Leaders can miss growth opportunities because they are so far removed from the many day-to-day processes carried out in their organisations they lead, observe Jeremy Eden and Terri Long, writing for ChiefExecutive.net.

However, they insist that these opportunities can be uncovered using five key capabilities: problem-solving skills, cross-unit collaboration, fast decision making, strong implementation skills and real accountability.

Eden and Long comment: “Cost-cutting has been a top priority for CEOs in recent years, so much so that easy growth opportunities – or the ‘low hanging fruit’ – have gone unnoticed.”

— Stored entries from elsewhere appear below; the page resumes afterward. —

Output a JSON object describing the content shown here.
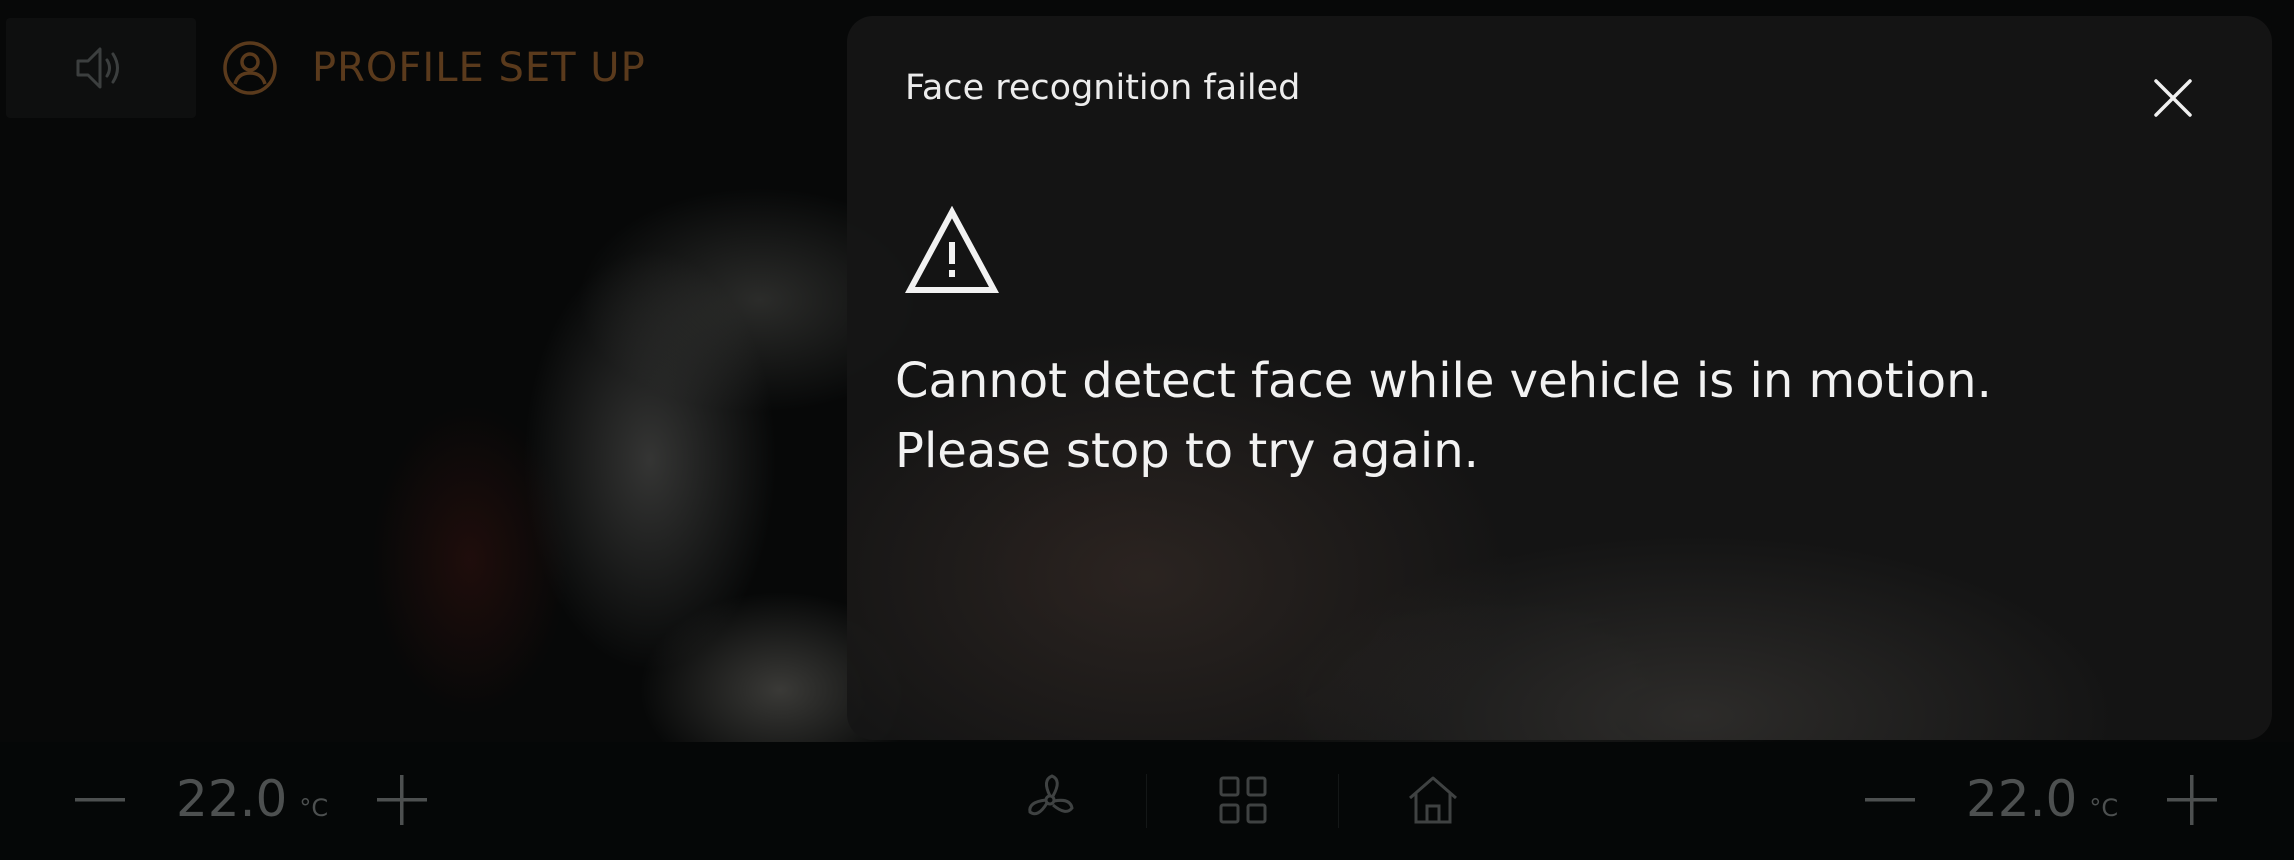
{
  "header": {
    "title": "PROFILE SET UP",
    "volume_icon": "speaker-volume-icon",
    "profile_icon": "user-profile-icon"
  },
  "dialog": {
    "title": "Face recognition failed",
    "close_icon": "close-icon",
    "warning_icon": "warning-triangle-icon",
    "message_line1": "Cannot detect face while vehicle is in motion.",
    "message_line2": "Please stop to try again."
  },
  "climate": {
    "driver": {
      "temperature": "22.0",
      "unit": "°C",
      "decrease_icon": "minus-icon",
      "increase_icon": "plus-icon"
    },
    "passenger": {
      "temperature": "22.0",
      "unit": "°C",
      "decrease_icon": "minus-icon",
      "increase_icon": "plus-icon"
    },
    "center_icons": [
      "fan-icon",
      "apps-grid-icon",
      "home-icon"
    ]
  },
  "colors": {
    "accent": "#5a3a1c",
    "dialog_text": "#f2f2f2",
    "inactive_icon": "#4d5050"
  }
}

The authors quote Lew Platt, former CEO of Hewlett-Packard, who said, “If only HP knew what HP knows, we’d be three times more productive.”

Eden and Long offer advice on finding “low-hanging fruit growth opportunities”:

• Problem solving. The authors observe there’s a danger of becoming so accustomed to the way things are done that you can lose sight of inherent problems.

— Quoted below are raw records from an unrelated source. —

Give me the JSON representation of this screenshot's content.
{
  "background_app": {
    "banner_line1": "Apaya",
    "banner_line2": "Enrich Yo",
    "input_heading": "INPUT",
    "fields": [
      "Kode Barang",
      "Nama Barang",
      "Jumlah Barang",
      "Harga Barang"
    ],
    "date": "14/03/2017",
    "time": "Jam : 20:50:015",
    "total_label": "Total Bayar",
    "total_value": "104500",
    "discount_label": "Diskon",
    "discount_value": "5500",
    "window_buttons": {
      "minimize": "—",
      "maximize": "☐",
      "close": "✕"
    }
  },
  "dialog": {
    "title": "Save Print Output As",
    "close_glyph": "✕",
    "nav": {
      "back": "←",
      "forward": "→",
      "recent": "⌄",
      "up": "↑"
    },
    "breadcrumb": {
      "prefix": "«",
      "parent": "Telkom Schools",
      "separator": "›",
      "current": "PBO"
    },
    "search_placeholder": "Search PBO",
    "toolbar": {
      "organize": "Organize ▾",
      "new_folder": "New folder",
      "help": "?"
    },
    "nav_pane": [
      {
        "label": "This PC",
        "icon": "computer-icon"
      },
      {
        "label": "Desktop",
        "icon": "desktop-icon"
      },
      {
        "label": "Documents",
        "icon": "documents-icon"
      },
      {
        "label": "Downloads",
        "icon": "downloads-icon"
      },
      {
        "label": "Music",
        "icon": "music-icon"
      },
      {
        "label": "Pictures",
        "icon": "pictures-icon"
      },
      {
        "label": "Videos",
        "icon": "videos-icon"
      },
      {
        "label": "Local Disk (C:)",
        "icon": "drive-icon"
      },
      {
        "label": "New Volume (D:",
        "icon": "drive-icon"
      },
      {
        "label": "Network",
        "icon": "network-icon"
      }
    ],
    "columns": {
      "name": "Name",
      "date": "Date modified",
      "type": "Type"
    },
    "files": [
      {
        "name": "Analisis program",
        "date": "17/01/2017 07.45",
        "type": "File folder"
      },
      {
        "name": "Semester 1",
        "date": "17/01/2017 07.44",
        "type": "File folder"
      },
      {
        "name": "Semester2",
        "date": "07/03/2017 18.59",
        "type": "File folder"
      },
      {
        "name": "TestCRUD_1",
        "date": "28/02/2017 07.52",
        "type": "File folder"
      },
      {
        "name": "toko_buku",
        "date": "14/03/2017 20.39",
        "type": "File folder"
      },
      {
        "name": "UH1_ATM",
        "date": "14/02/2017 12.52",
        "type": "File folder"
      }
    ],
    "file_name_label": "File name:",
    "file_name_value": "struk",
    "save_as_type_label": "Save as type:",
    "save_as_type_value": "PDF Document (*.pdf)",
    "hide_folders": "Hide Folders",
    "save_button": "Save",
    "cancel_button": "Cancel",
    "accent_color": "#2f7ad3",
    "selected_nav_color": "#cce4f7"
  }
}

They give the example of a frozen food company that asked a third-party distributor to suggest ways to improve its packing and repacking process which resulted in a lot of waste.

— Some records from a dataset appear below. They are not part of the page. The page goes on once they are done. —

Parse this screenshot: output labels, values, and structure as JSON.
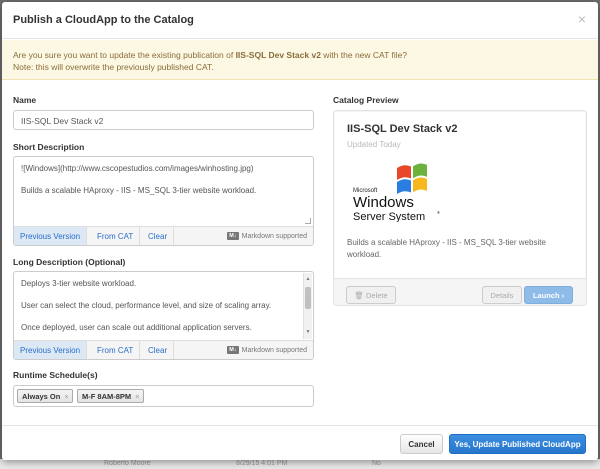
{
  "modal": {
    "title": "Publish a CloudApp to the Catalog",
    "close_glyph": "×"
  },
  "warning": {
    "line1_prefix": "Are you sure you want to update the existing publication of ",
    "line1_name": "IIS-SQL Dev Stack v2",
    "line1_suffix": " with the new CAT file?",
    "line2": "Note: this will overwrite the previously published CAT."
  },
  "form": {
    "name_label": "Name",
    "name_value": "IIS-SQL Dev Stack v2",
    "short_desc_label": "Short Description",
    "short_desc_lines": [
      "![Windows](http://www.cscopestudios.com/images/winhosting.jpg)",
      "Builds a scalable HAproxy - IIS - MS_SQL 3-tier website workload."
    ],
    "long_desc_label": "Long Description (Optional)",
    "long_desc_lines": [
      "Deploys 3-tier website workload.",
      "User can select the cloud, performance level, and size of scaling array.",
      "Once deployed, user can scale out additional application servers."
    ],
    "md_buttons": {
      "previous": "Previous Version",
      "from_cat": "From CAT",
      "clear": "Clear"
    },
    "md_badge": "M↓",
    "md_note": "Markdown supported",
    "schedule_label": "Runtime Schedule(s)",
    "schedules": [
      "Always On",
      "M-F 8AM-8PM"
    ],
    "tag_remove_glyph": "×"
  },
  "preview": {
    "label": "Catalog Preview",
    "title": "IIS-SQL Dev Stack v2",
    "updated": "Updated Today",
    "logo": {
      "microsoft": "Microsoft",
      "line1": "Windows",
      "line2": "Server System",
      "reg": "®"
    },
    "description": "Builds a scalable HAproxy - IIS - MS_SQL 3-tier website workload.",
    "delete_label": "Delete",
    "details_label": "Details",
    "launch_label": "Launch ›"
  },
  "footer": {
    "cancel_label": "Cancel",
    "confirm_label": "Yes, Update Published CloudApp"
  },
  "background_row": {
    "col1": "Roberto Moore",
    "col2": "8/29/15 4:01 PM",
    "col3": "No"
  },
  "colors": {
    "primary": "#2676cc",
    "warning_bg": "#fcf8e3",
    "warning_text": "#8a6d3b",
    "link": "#2a6fc9"
  }
}
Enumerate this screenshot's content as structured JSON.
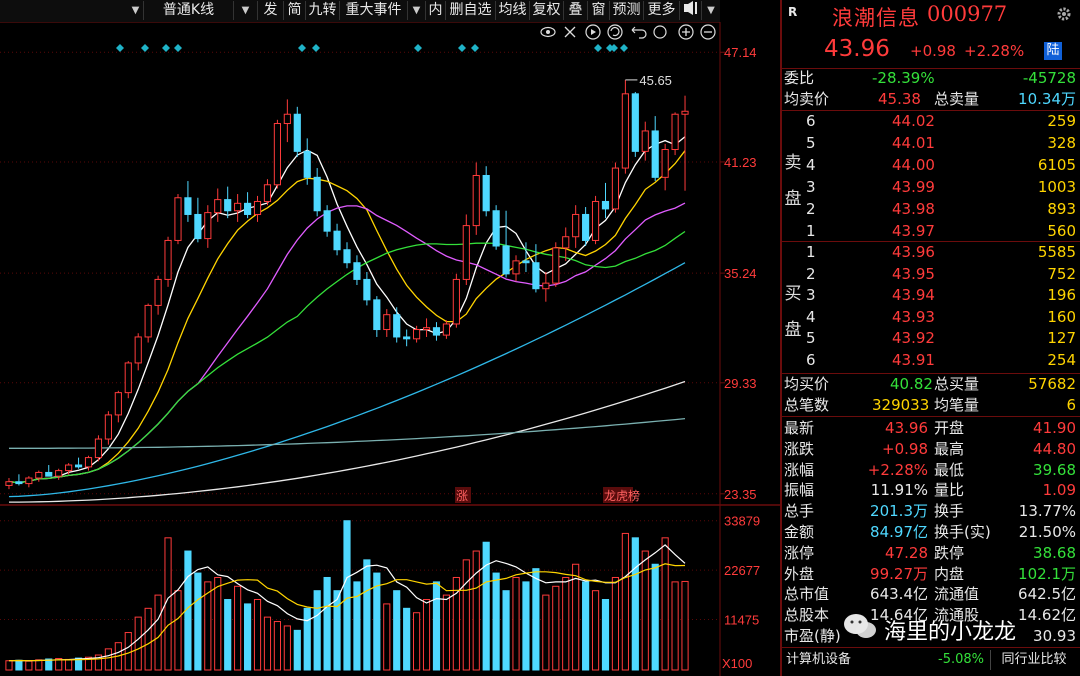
{
  "toolbar": {
    "items": [
      "普通K线",
      "发",
      "简",
      "九转",
      "重大事件",
      "内",
      "删自选",
      "均线",
      "复权",
      "叠",
      "窗",
      "预测",
      "更多"
    ],
    "dropdown_arrow": "▼",
    "pin_icon": "pin-icon"
  },
  "chart_tools": [
    "eye-icon",
    "scissors-icon",
    "play-icon",
    "refresh-icon",
    "undo-icon",
    "zoom-in-icon",
    "zoom-out-icon"
  ],
  "price_axis": [
    "47.14",
    "41.23",
    "35.24",
    "29.33",
    "23.35"
  ],
  "volume_axis": [
    "33879",
    "22677",
    "11475",
    "X100"
  ],
  "annotations": {
    "high_label": "45.65",
    "zhang": "涨",
    "longhu": "龙虎榜"
  },
  "colors": {
    "up": "#ff3b3b",
    "down": "#4fd8ff",
    "bg": "#000000",
    "grid": "#6b0c0c",
    "ma5": "#ffffff",
    "ma10": "#ffd400",
    "ma20": "#e05cff",
    "ma30": "#34e03a",
    "ma60": "#2fb8e8",
    "ma120": "#e8e8e8",
    "ma250": "#7ab0b0"
  },
  "chart_data": {
    "type": "candlestick",
    "ylim": [
      22.8,
      47.8
    ],
    "candles": [
      [
        23.8,
        24.2,
        23.6,
        24.0
      ],
      [
        24.0,
        24.4,
        23.8,
        23.9
      ],
      [
        23.9,
        24.3,
        23.7,
        24.2
      ],
      [
        24.2,
        24.6,
        24.0,
        24.5
      ],
      [
        24.5,
        24.9,
        24.3,
        24.3
      ],
      [
        24.3,
        24.7,
        24.1,
        24.6
      ],
      [
        24.6,
        25.0,
        24.4,
        24.9
      ],
      [
        24.9,
        25.3,
        24.7,
        24.8
      ],
      [
        24.8,
        25.4,
        24.6,
        25.3
      ],
      [
        25.3,
        26.5,
        25.1,
        26.3
      ],
      [
        26.3,
        27.8,
        26.0,
        27.6
      ],
      [
        27.6,
        28.9,
        27.2,
        28.8
      ],
      [
        28.8,
        30.5,
        28.5,
        30.4
      ],
      [
        30.4,
        32.0,
        30.0,
        31.8
      ],
      [
        31.8,
        33.6,
        31.5,
        33.5
      ],
      [
        33.5,
        35.1,
        33.0,
        34.9
      ],
      [
        34.9,
        37.2,
        34.5,
        37.0
      ],
      [
        37.0,
        39.5,
        36.8,
        39.3
      ],
      [
        39.3,
        40.2,
        38.0,
        38.4
      ],
      [
        38.4,
        39.3,
        36.9,
        37.1
      ],
      [
        37.1,
        38.9,
        36.6,
        38.5
      ],
      [
        38.5,
        39.8,
        38.0,
        39.2
      ],
      [
        39.2,
        39.9,
        38.2,
        38.6
      ],
      [
        38.6,
        39.5,
        38.0,
        39.0
      ],
      [
        39.0,
        39.6,
        38.2,
        38.4
      ],
      [
        38.4,
        39.4,
        38.0,
        39.1
      ],
      [
        39.1,
        40.3,
        38.9,
        40.0
      ],
      [
        40.0,
        43.5,
        39.8,
        43.3
      ],
      [
        43.3,
        44.6,
        42.3,
        43.8
      ],
      [
        43.8,
        44.2,
        41.5,
        41.8
      ],
      [
        41.8,
        42.5,
        40.0,
        40.4
      ],
      [
        40.4,
        40.9,
        38.3,
        38.6
      ],
      [
        38.6,
        38.9,
        37.2,
        37.5
      ],
      [
        37.5,
        37.9,
        36.2,
        36.5
      ],
      [
        36.5,
        36.9,
        35.5,
        35.8
      ],
      [
        35.8,
        36.2,
        34.6,
        34.9
      ],
      [
        34.9,
        35.3,
        33.5,
        33.8
      ],
      [
        33.8,
        34.0,
        31.8,
        32.2
      ],
      [
        32.2,
        33.3,
        31.8,
        33.0
      ],
      [
        33.0,
        33.4,
        31.5,
        31.8
      ],
      [
        31.8,
        32.2,
        31.3,
        31.7
      ],
      [
        31.7,
        32.4,
        31.5,
        32.2
      ],
      [
        32.2,
        32.8,
        31.8,
        32.3
      ],
      [
        32.3,
        32.6,
        31.6,
        31.9
      ],
      [
        31.9,
        32.7,
        31.7,
        32.5
      ],
      [
        32.5,
        35.2,
        32.3,
        34.9
      ],
      [
        34.9,
        38.4,
        34.6,
        37.8
      ],
      [
        37.8,
        41.2,
        37.3,
        40.5
      ],
      [
        40.5,
        41.0,
        38.3,
        38.6
      ],
      [
        38.6,
        38.9,
        36.5,
        36.7
      ],
      [
        36.7,
        38.6,
        35.0,
        35.2
      ],
      [
        35.2,
        36.2,
        34.8,
        35.9
      ],
      [
        35.9,
        36.9,
        35.3,
        35.8
      ],
      [
        35.8,
        36.8,
        34.2,
        34.4
      ],
      [
        34.4,
        35.3,
        33.7,
        34.7
      ],
      [
        34.7,
        36.9,
        34.5,
        36.6
      ],
      [
        36.6,
        37.7,
        35.9,
        37.2
      ],
      [
        37.2,
        38.9,
        36.6,
        38.4
      ],
      [
        38.4,
        38.8,
        36.7,
        37.0
      ],
      [
        37.0,
        39.4,
        36.8,
        39.1
      ],
      [
        39.1,
        40.1,
        38.2,
        38.7
      ],
      [
        38.7,
        41.2,
        38.5,
        40.9
      ],
      [
        40.9,
        45.65,
        40.6,
        44.9
      ],
      [
        44.9,
        45.0,
        41.5,
        41.8
      ],
      [
        41.8,
        43.4,
        41.3,
        42.9
      ],
      [
        42.9,
        43.7,
        40.2,
        40.4
      ],
      [
        40.4,
        42.2,
        39.7,
        41.9
      ],
      [
        41.9,
        43.9,
        41.6,
        43.8
      ],
      [
        43.8,
        44.8,
        39.68,
        43.96
      ]
    ],
    "volumes": [
      2100,
      2200,
      2000,
      2300,
      2500,
      2600,
      2400,
      2700,
      2900,
      3400,
      4800,
      6200,
      8500,
      12000,
      14000,
      17000,
      30000,
      18000,
      27000,
      22000,
      20000,
      21000,
      16000,
      19000,
      15000,
      16000,
      12000,
      11000,
      10000,
      9000,
      14000,
      18000,
      21000,
      18000,
      33879,
      20000,
      25000,
      22000,
      15000,
      18000,
      14000,
      13000,
      16000,
      20000,
      17000,
      21000,
      25000,
      27000,
      29000,
      22000,
      18000,
      21000,
      20000,
      23000,
      17000,
      19000,
      21000,
      24000,
      20000,
      18000,
      16000,
      21000,
      31000,
      30000,
      27000,
      24000,
      30000,
      20000,
      20100
    ]
  },
  "stock": {
    "marker": "R",
    "name": "浪潮信息",
    "code": "000977",
    "price": "43.96",
    "change": "+0.98",
    "change_pct": "+2.28%",
    "badge": "陆"
  },
  "weibi": {
    "label": "委比",
    "pct": "-28.39%",
    "diff": "-45728"
  },
  "avg_sell": {
    "label": "均卖价",
    "value": "45.38",
    "total_label": "总卖量",
    "total": "10.34万"
  },
  "sell_side": {
    "label": "卖盘",
    "rows": [
      {
        "lvl": "6",
        "price": "44.02",
        "vol": "259"
      },
      {
        "lvl": "5",
        "price": "44.01",
        "vol": "328"
      },
      {
        "lvl": "4",
        "price": "44.00",
        "vol": "6105"
      },
      {
        "lvl": "3",
        "price": "43.99",
        "vol": "1003"
      },
      {
        "lvl": "2",
        "price": "43.98",
        "vol": "893"
      },
      {
        "lvl": "1",
        "price": "43.97",
        "vol": "560"
      }
    ]
  },
  "buy_side": {
    "label": "买盘",
    "rows": [
      {
        "lvl": "1",
        "price": "43.96",
        "vol": "5585"
      },
      {
        "lvl": "2",
        "price": "43.95",
        "vol": "752"
      },
      {
        "lvl": "3",
        "price": "43.94",
        "vol": "196"
      },
      {
        "lvl": "4",
        "price": "43.93",
        "vol": "160"
      },
      {
        "lvl": "5",
        "price": "43.92",
        "vol": "127"
      },
      {
        "lvl": "6",
        "price": "43.91",
        "vol": "254"
      }
    ]
  },
  "avg_buy": {
    "label": "均买价",
    "value": "40.82",
    "total_label": "总买量",
    "total": "57682"
  },
  "trades": {
    "label": "总笔数",
    "value": "329033",
    "avg_label": "均笔量",
    "avg": "6"
  },
  "stats": [
    {
      "l1": "最新",
      "v1": "43.96",
      "c1": "red",
      "l2": "开盘",
      "v2": "41.90",
      "c2": "red"
    },
    {
      "l1": "涨跌",
      "v1": "+0.98",
      "c1": "red",
      "l2": "最高",
      "v2": "44.80",
      "c2": "red"
    },
    {
      "l1": "涨幅",
      "v1": "+2.28%",
      "c1": "red",
      "l2": "最低",
      "v2": "39.68",
      "c2": "green"
    },
    {
      "l1": "振幅",
      "v1": "11.91%",
      "c1": "white",
      "l2": "量比",
      "v2": "1.09",
      "c2": "red"
    },
    {
      "l1": "总手",
      "v1": "201.3万",
      "c1": "cyan",
      "l2": "换手",
      "v2": "13.77%",
      "c2": "white"
    },
    {
      "l1": "金额",
      "v1": "84.97亿",
      "c1": "cyan",
      "l2": "换手(实)",
      "v2": "21.50%",
      "c2": "white"
    },
    {
      "l1": "涨停",
      "v1": "47.28",
      "c1": "red",
      "l2": "跌停",
      "v2": "38.68",
      "c2": "green"
    },
    {
      "l1": "外盘",
      "v1": "99.27万",
      "c1": "red",
      "l2": "内盘",
      "v2": "102.1万",
      "c2": "green"
    },
    {
      "l1": "总市值",
      "v1": "643.4亿",
      "c1": "white",
      "l2": "流通值",
      "v2": "642.5亿",
      "c2": "white"
    },
    {
      "l1": "总股本",
      "v1": "14.64亿",
      "c1": "white",
      "l2": "流通股",
      "v2": "14.62亿",
      "c2": "white"
    },
    {
      "l1": "市盈(静)",
      "v1": "",
      "c1": "white",
      "l2": "",
      "v2": "30.93",
      "c2": "white"
    }
  ],
  "footer": {
    "industry": "计算机设备",
    "industry_pct": "-5.08%",
    "compare": "同行业比较"
  },
  "watermark": "海里的小龙龙"
}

Eden and Long report: “With just a short walkthrough, the distributor pointed out ways to eliminate much of the repacking while still meeting safety guidelines. In the end, the company saved $500,000.”

• Cross-unit collaboration. Most divisional units focus entirely on their own groups. The frozen food supplier again provides an example – when they brought together representatives from factories across every division, they discovered that one factory was buying pasta from an outside vendor while one of the company’s own factories was able to make the same pasta much more cheaply.

• Fast decision making. The authors comment: “Nothing kills idea generation faster than slow decision making. Low-hanging ideas, however, are inherently easy to approve. Ask division leaders to present proposals in a simple one-page format. Then create a fast-track approval process for great ideas.”

• Ability to implement quickly. Many projects fail because of a lack of follow-through. Encourage communication across the team and eliminate any bottlenecks.

• Real accountability. Most companies recognise the importance of accountability but fail to implement it. Real accountability means consistently recognising success with promotions, public recognition and bonuses – but only when they’re truly deserved.